Integrating with the Permission framework
Permissions
What is the Permissions framework?
The Backstage permissions framework gives you a structured way to control who can do what inside your plugin. Rather than scattering authorization logic across your route handlers, you define permissions declaratively and let a central policy decide whether to allow or deny each action.
There are two kinds of permissions:
Basic permissions apply to actions that don't relate to a specific resource. Creating a todo is a good example: the action either is or isn't allowed, regardless of which todo you're creating. The policy returns a definitive ALLOW or DENY.
Resource permissions apply to actions on a specific resource. Reading a particular todo is a good example: whether you're allowed might depend on whether you created it. In addition to the basic ALLOW or DENY, the policy can return a CONDITIONAL decision. CONDITIONAL decisions are required to be evaluated against a specific resource and will produce a per-resource ALLOW or DENY.
The framework sits between your route handlers and your business logic. Your handler asks "is this allowed?", the framework consults the active policy, and your handler either proceeds or throws a NotAllowedError.
Common integration points
Most plugins integrate at two levels:
The backend plugin is where you define your permissions, register them with the framework, and enforce them inside your route handlers.
A common package (for example, @internal/plugin-todo-common) is where you export the permission definitions so they can be referenced from anywhere: your backend, your frontend, and any policy that an adopter writes.

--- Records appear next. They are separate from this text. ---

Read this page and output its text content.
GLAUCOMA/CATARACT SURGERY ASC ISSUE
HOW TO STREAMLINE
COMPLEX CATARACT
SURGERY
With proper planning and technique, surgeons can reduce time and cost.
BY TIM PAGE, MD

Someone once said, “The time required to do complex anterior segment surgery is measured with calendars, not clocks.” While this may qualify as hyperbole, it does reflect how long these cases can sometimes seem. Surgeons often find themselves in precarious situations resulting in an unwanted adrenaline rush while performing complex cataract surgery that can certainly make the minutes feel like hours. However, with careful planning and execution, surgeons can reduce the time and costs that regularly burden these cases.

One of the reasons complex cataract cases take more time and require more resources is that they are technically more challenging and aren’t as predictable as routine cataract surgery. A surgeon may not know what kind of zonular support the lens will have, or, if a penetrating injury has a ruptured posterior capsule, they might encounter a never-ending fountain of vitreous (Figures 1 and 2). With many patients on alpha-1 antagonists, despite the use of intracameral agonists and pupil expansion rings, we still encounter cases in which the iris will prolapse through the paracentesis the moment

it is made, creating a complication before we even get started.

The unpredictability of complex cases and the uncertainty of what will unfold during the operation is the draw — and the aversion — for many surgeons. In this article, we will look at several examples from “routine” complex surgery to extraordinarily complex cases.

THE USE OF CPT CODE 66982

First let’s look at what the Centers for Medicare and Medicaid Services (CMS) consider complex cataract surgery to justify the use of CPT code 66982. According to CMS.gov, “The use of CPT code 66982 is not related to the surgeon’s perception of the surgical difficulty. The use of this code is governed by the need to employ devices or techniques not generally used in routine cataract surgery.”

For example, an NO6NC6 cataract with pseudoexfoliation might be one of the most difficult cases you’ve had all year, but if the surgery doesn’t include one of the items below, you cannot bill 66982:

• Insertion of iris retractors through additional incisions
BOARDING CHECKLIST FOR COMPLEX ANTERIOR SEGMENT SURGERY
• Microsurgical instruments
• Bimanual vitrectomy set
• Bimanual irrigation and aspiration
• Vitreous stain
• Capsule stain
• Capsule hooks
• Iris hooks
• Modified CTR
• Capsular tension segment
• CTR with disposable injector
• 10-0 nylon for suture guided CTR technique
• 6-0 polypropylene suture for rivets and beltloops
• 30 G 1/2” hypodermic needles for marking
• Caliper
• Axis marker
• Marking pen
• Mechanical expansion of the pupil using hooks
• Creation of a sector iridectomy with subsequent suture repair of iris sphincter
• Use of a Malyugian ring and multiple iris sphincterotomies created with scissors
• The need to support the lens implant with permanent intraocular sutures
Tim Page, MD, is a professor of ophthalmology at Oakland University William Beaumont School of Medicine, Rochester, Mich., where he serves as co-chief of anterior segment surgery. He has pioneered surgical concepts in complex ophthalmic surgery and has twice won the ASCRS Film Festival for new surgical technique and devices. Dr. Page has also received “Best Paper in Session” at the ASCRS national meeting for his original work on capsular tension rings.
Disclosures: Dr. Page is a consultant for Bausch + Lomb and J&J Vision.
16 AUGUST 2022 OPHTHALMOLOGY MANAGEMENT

The split matters because policy authors need to reference your permission objects when writing their own policies. If those definitions live inside your backend package, you're forcing a dependency on backend code where it doesn't belong.
Creating private TODOs
The goal here is to ensure users can only read their own todos. This is a resource permission because the decision depends on a property of the resource itself.
Define the permission
In your common package, define a resource permission for reading todos:
// plugins/todo-common/src/permissions.ts
import { createPermission } from '@backstage/plugin-permission-common';
export const TODO_RESOURCE_TYPE = 'todo-item';
export const todoReadPermission = createPermission({
name: 'todo.read',
attributes: { action: 'read' },
resourceType: TODO_RESOURCE_TYPE,
});
export const todoPermissions = [todoReadPermission];
The resourceType field ties this permission to a specific kind of resource. Exporting the string as a named constant (TODO_RESOURCE_TYPE) means you can import it in your backend rules rather than repeating the raw string, which prevents subtle mismatches.